Ciężkie, żelazne drzwi otworzyły się z jękiem dręczonego kota. Nieomal natychmiast poczuł odór gnijącego mięsa. Ujrzał oświetlone słabą lampą naftową słoiki z organami, pojemniki konserwujące zwłoki, całe kończyny porozrzucane na stołach, leżące na ziemi księgi i zakrwawione notatki na ścianie, ukazujące rzeczy takie jak dokładna budowa anatomiczna człowieka jak i metody wykorzystywania chakry do kontrolowania energii życiowej. Makabra tego miejsca spowodowałaby odruch wymiotny u co bardziej odpornych psychicznie. Zabawne, aż się stęsknił za tym widokiem. Gdy tylko jego oko ponownie spoczęło na starych zapiskach dotyczących wykorzystanych już technik, uspokoił się. Mawiają, że co cię nie zabije, to cię wzmocni. Uznał, że mają rację- ten dzień przyniósł mu nie tyle rozgoryczenie, co nauczkę. Wiara? Nadzieja? Czcze wymysły ludzi słabych, którzy prędzej czy później zginą, wyśmiani przez los. Jeśli chce się z nią jeszcze kiedykolwiek spotkać...Musi na to zapracować. Będzie jednak potrzebował więcej substratów jego badań. Znacznie więcej niż służenie dla Konohy kiedykolwiek będzie w stanie mu zapewnić. Cóż, oni prędzej czy później go znajdą...I zamierza przyjąć ich ofertę. Jeszcze kiedyś znowu ją zobaczy, usłyszy jej głos.
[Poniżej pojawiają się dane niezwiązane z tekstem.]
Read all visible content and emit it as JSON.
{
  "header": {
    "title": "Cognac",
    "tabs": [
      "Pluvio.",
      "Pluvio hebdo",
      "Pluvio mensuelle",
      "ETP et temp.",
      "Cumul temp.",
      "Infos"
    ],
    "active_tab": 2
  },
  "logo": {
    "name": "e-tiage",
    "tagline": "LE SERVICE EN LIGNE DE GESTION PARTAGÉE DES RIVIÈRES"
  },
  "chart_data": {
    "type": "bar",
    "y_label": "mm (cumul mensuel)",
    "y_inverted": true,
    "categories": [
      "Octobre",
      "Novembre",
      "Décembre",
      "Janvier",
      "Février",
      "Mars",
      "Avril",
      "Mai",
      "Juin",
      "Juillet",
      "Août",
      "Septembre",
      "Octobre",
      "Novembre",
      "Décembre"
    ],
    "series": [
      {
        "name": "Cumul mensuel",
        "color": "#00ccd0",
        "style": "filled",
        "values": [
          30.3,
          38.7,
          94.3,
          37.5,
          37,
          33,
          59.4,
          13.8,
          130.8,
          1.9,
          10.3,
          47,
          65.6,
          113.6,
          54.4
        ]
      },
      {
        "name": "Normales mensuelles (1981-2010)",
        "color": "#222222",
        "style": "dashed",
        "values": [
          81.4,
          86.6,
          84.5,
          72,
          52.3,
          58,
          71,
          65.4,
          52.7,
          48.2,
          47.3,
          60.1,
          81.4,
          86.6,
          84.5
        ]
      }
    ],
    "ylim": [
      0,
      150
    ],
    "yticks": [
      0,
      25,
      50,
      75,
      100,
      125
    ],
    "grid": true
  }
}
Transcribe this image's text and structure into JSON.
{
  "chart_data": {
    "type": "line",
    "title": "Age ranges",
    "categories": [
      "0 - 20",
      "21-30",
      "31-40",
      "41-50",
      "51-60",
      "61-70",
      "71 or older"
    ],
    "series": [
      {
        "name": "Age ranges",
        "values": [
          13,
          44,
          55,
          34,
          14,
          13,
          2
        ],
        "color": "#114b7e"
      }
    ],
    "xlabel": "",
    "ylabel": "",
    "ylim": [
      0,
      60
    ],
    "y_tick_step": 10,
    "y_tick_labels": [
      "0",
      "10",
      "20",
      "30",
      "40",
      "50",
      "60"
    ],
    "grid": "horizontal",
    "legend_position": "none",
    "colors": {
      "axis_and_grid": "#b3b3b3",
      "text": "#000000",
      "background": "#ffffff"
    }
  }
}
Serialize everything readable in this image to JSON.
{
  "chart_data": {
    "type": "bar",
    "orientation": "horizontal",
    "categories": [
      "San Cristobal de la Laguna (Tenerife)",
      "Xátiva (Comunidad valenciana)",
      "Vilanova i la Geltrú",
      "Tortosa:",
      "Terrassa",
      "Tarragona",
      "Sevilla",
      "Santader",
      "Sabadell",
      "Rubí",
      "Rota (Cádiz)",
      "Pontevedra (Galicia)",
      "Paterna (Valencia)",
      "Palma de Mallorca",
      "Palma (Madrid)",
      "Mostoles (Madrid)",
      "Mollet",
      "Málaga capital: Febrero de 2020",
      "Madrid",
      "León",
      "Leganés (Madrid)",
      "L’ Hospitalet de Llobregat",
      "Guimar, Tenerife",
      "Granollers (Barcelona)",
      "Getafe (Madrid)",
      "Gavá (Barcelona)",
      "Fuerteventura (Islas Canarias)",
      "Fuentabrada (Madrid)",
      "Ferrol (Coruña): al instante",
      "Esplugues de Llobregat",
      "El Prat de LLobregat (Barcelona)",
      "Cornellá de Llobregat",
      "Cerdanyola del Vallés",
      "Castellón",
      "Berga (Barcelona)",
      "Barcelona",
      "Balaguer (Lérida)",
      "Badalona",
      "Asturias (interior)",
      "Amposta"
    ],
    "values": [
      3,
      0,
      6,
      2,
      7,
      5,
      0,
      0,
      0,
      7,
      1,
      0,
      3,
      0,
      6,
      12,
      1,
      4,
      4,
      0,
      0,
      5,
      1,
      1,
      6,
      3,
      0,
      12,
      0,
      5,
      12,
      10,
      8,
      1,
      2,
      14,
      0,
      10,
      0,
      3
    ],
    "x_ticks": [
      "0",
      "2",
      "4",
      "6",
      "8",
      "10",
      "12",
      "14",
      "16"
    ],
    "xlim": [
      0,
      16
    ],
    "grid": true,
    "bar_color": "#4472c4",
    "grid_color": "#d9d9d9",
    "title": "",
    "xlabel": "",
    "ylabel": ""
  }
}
Przyrzekł to jej, gdy konała. Nikt i nic nie powstrzyma go od dotrzymania tego słowa.
[Lalala]
-I jak?
Całość nagle jakby zamarła w bezruchu. Czas stanął. Na środku sali zmaterializowało się trzech mężczyzn, siedzących przy stole, na którym znajdowały się filiżanki z kawą i miniatura pomieszczenia, w którym właśnie siedzieli. Jeden z nich nie mógł ukryć swojej radości, uśmiechając się promiennie i chichocząc pod nosem.
-Podoba się wam mój mały dodatkowy rozdział do tego, co działoby się na Jedi Modo? Fufufu...Ależ to byłby dopiero początek! Ten scenariusz ma wielki potencjał! Prze-o-gro-mny! A dzień zmarłych jest wspaniałą okazją, by pogłębić jego traumę, czyż nie?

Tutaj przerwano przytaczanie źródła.